Cadence’s Paul McLellan looks back on the early history of RISC processors and the development of the IBM 801, which was originally designed to run a telephone switch.

Ansys’ Emmanuel Follin checks out how adaptive headlights adjust their beam pattern in response to driving conditions and some of the challenges and designing and testing them.

In a podcast, Arm’s Geof Wheelwright chats with Mark Hambleton about what ‘software defined’ means and the benefits it could have for developers, consumers, and the wider tech industry.
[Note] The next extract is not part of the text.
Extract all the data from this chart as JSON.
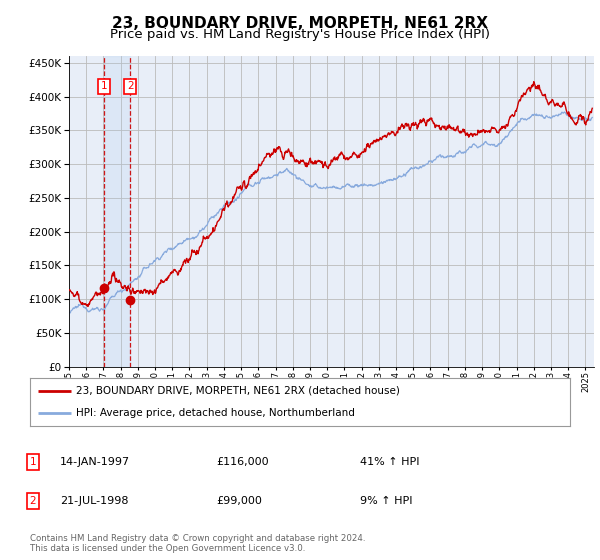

Riscure’s Jasper van Woudenberg checks out an effort to determine whether Starlink user terminals are resistant to fault injection attacks.

Renesas’ Roger Wendelken notes the importance of educating customers on the need for security, how to manage security layers, and understanding the limitations of a device.

In a blog for SEMI, ASM International’s John Golightly argues that companies in the semiconductor value chain should take part in efforts to speed sustainability innovations, develop and adopt standards and processes, demystify current schemes for calculating carbon emissions reductions, and share ways to meet carbon emissions disclosure requirements.

Plus, check out the blogs featured in the latest Low Power-High Performance newsletter:

Cadence’s Tom Beckley examines what is needed to succeed with system-in-package.

Synopsys’ Manoz Palaparthi shows how to ferret out the root causes of early full-chip LVS faster.

Siemens’ Janet Attar presents a case study in low-power and high-performance AI processors.

Arm’s Jack Melling shows how a lack of hardware and firmware standardization between SoCs can hinder the deployment of edge computing applications.

Keysight’s Don Dingee finds that workflows are changing, and design can no longer be an isolated activity.

Cycuity’s Jim Robinson puts forward four levels to assess current capabilities and take steps towards end-to-end hardware security verification.